If you've been to Buca in the past, you should find this all a bit odd.
What Buca used to do was bring your table a basket of bread. They would take one of their oval plates (or more than one) and fill it with great extra virgin olive oil and delicious balsamic vinegar. You could add salt and pepper to your taste. The evo and balsamic were left on the table so you could make more bread dip if you wanted.
Apparently this was too much for Buca.
The new and improved process begins with one bread slice per customer. So we got a bread basket with two whole pieces of bread. Then came the dish of evo you see in the above picture. Like Guy Fieri's Temple of Vomit, the evo is not left at the table like it used to be at Buca. You have to ask for more, not to mention that there's no balsamic. Oh, and you have to ask for salt and pepper shakers too--they aren't on the table by default anymore. The funny part is that the dish pictured holds more evo than the old dish ever did, which means their cost cutting measure, by volume, is not very successful.
But that really doesn't mean anything until you taste what Buca is now passing off as olive oil.
Extra virgin olive oil, the good stuff, tastes grassy. Grassy is that fresh olive flavor that good evo has. Bitter is the taste that bad evo has. Not just straight up bitter, but metallic bitter.
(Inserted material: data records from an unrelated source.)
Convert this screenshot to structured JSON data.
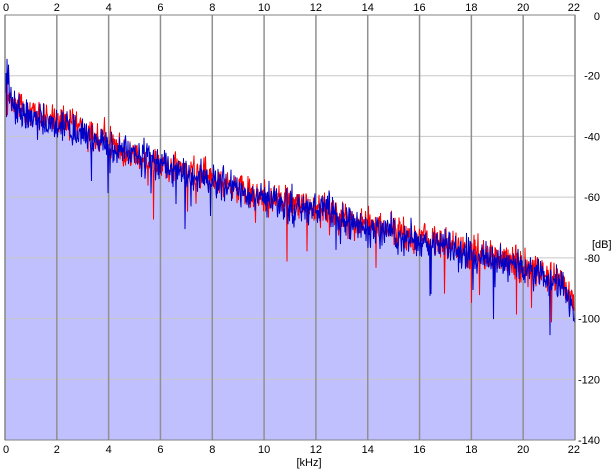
{
  "chart_data": {
    "type": "area",
    "xlabel": "[kHz]",
    "ylabel": "[dB]",
    "xlim": [
      0,
      22
    ],
    "ylim": [
      -140,
      0
    ],
    "x_ticks": [
      0,
      2,
      4,
      6,
      8,
      10,
      12,
      14,
      16,
      18,
      20,
      22
    ],
    "x_tick_labels": [
      "0",
      "2",
      "4",
      "6",
      "8",
      "10",
      "12",
      "14",
      "16",
      "18",
      "20",
      "22"
    ],
    "y_ticks": [
      0,
      -20,
      -40,
      -60,
      -80,
      -100,
      -120,
      -140
    ],
    "y_tick_labels": [
      "0",
      "-20",
      "-40",
      "-60",
      "-80",
      "-100",
      "-120",
      "-140"
    ],
    "grid": true,
    "x_axis_labels_top_and_bottom": true,
    "y_axis_labels_side": "right",
    "background_color": "#ffffff",
    "fill_color": "#c0c0ff",
    "grid_color": "#c8c8c8",
    "major_grid_color": "#909090",
    "series": [
      {
        "color": "#ff0000",
        "x": [
          0.0,
          0.1,
          0.2,
          0.3,
          0.5,
          0.8,
          1.0,
          1.5,
          2.0,
          2.5,
          3.0,
          3.5,
          4.0,
          4.5,
          5.0,
          5.5,
          6.0,
          6.5,
          7.0,
          7.5,
          8.0,
          8.5,
          9.0,
          9.5,
          10.0,
          10.5,
          11.0,
          11.5,
          12.0,
          12.5,
          13.0,
          13.5,
          14.0,
          14.5,
          15.0,
          15.5,
          16.0,
          16.5,
          17.0,
          17.5,
          18.0,
          18.5,
          19.0,
          19.5,
          20.0,
          20.5,
          21.0,
          21.5,
          22.0
        ],
        "y": [
          -24,
          -22,
          -29,
          -30,
          -31,
          -31,
          -33,
          -34,
          -35,
          -36,
          -38,
          -41,
          -42,
          -44,
          -45,
          -47,
          -49,
          -50,
          -51,
          -52,
          -54,
          -55,
          -57,
          -59,
          -60,
          -61,
          -62,
          -63,
          -63,
          -64,
          -66,
          -68,
          -69,
          -70,
          -71,
          -73,
          -73,
          -74,
          -75,
          -77,
          -78,
          -79,
          -80,
          -81,
          -83,
          -84,
          -86,
          -88,
          -96
        ]
      },
      {
        "color": "#0000c8",
        "x": [
          0.0,
          0.1,
          0.2,
          0.3,
          0.5,
          0.8,
          1.0,
          1.5,
          2.0,
          2.5,
          3.0,
          3.5,
          4.0,
          4.5,
          5.0,
          5.5,
          6.0,
          6.5,
          7.0,
          7.5,
          8.0,
          8.5,
          9.0,
          9.5,
          10.0,
          10.5,
          11.0,
          11.5,
          12.0,
          12.5,
          13.0,
          13.5,
          14.0,
          14.5,
          15.0,
          15.5,
          16.0,
          16.5,
          17.0,
          17.5,
          18.0,
          18.5,
          19.0,
          19.5,
          20.0,
          20.5,
          21.0,
          21.5,
          22.0
        ],
        "y": [
          -23,
          -18,
          -27,
          -31,
          -32,
          -32,
          -34,
          -35,
          -36,
          -37,
          -39,
          -42,
          -43,
          -45,
          -46,
          -48,
          -50,
          -51,
          -52,
          -53,
          -55,
          -56,
          -58,
          -60,
          -61,
          -62,
          -63,
          -64,
          -64,
          -65,
          -67,
          -69,
          -70,
          -71,
          -72,
          -74,
          -74,
          -75,
          -76,
          -78,
          -79,
          -80,
          -81,
          -82,
          -84,
          -85,
          -87,
          -89,
          -98
        ]
      }
    ]
  }
}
Bitter in the sense that putting vegetable oil in a rusty can would result in a similar flavor provile. When evo goes rancid, or you press the worst, oldest olives, you get straight up metallic bitter tasting evo. It's sounds like a subtle difference, but it isn't. Even the most basic palate can detect the difference between grassy and metallic bitter.
I have personally tasted upwards of 200 varieties of evo, including evo right out of the press. I can tell the difference. Actual, being anosmic, has a better bad evo detection system than I do. Having no sense of smell, Actual has an extremely sensitive palate when it comes to foods like evo.
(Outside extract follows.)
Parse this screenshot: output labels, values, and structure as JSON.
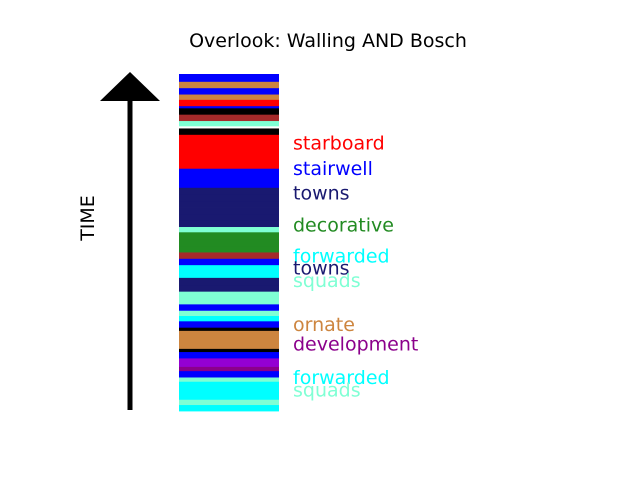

We both agreed. The new olive oil at Buca is fucking disgusting. It's wretched. That shit should not be served to human beings.
After we told our awesome waitress that the evo was off, she brought us new evo and said that the chef had even tasted it, and said that the flavor profile was intentional. She said it was indeed more "olivy" than most other evo. There's grassy and then there's disgustingly bitter. This was disgustingly bitter. Actual likened it to putting a Brillo pad in her mouth. Buca being a chain restaurant, obviously corporate procurement has decided this evo is "good enough". It is NOT. SHAME ON YOU.
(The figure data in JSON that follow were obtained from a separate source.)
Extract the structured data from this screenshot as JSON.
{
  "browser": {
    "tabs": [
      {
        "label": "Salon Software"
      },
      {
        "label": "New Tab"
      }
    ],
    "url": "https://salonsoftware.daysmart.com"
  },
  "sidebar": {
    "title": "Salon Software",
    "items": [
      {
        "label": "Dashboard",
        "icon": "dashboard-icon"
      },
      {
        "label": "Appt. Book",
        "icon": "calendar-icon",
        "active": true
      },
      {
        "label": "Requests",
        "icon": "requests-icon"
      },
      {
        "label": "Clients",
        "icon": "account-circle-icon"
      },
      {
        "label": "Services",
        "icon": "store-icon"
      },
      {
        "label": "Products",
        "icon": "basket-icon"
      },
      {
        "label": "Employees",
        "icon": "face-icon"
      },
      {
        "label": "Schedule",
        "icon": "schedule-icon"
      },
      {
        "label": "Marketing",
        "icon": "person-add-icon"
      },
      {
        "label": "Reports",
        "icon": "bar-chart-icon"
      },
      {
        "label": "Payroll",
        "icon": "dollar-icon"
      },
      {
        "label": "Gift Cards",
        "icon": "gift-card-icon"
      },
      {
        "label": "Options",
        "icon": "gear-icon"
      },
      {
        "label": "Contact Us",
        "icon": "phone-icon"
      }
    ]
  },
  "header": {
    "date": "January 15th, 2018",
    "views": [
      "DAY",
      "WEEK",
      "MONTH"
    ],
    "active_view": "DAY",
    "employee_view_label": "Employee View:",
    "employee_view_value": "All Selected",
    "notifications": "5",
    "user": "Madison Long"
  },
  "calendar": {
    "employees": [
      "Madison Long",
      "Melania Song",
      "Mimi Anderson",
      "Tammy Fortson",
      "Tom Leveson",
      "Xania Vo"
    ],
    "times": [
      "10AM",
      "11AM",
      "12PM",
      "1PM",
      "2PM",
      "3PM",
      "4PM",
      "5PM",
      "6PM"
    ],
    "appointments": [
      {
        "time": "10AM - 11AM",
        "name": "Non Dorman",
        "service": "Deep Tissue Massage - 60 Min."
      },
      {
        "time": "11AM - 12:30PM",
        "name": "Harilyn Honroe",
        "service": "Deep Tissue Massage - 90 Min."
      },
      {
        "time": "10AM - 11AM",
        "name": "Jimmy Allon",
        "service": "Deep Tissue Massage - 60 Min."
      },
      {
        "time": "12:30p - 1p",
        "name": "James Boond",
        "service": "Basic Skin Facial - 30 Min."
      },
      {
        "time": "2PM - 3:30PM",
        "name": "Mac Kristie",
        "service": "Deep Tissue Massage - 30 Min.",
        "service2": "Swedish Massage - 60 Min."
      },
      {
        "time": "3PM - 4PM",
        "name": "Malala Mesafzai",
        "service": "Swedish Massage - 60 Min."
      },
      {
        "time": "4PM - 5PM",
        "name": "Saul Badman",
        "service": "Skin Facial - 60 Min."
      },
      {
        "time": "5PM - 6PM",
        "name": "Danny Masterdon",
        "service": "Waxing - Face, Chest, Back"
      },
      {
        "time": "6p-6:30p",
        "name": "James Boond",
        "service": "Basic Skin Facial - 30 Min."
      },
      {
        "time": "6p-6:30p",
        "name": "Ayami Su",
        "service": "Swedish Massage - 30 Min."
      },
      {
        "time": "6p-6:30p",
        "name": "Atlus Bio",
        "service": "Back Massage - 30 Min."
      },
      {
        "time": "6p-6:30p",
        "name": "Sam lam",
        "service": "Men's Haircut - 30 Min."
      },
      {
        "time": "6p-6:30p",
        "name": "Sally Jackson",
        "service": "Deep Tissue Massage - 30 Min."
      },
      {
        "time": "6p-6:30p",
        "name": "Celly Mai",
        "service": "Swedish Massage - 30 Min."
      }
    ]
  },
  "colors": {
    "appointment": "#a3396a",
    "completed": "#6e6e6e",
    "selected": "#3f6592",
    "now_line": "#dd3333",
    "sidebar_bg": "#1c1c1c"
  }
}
This alone made us doubt whether we even wanted to be eating there. Honestly, if any Italian restaurant served me cringingly bitter evo so bad that I wondered if it had turned, I would walk out. Especially if they told me it was that way on purpose. Super especially, if the head chef agreed.
We stayed, though. And I'm glad we did. The waitress told us that the recipes at Buca had been tuned up to be more bold and flavorful, and that was definitely true.
First up was the antipasto salad. Great as usual.
Next was an order of chicken saltimbocca. In English, this dish translates to "crack-infused meth with opium garnish and heroin extract designed to be as addictive as possible to Actual". This dish is phenomenal. We only wish they brought the veal version back.
And my contribution, a Buca Large order of their spaghetti with meat sauce. The spaghetti was phenomenal as always, but the sauce was a concoction of super megaton flavor. This was definitely better than the meat sauce they had before (which was already good). I could eat this sauce out of a bowl with a giant spoon.
Keep the sauces, lose the olive oil. Please.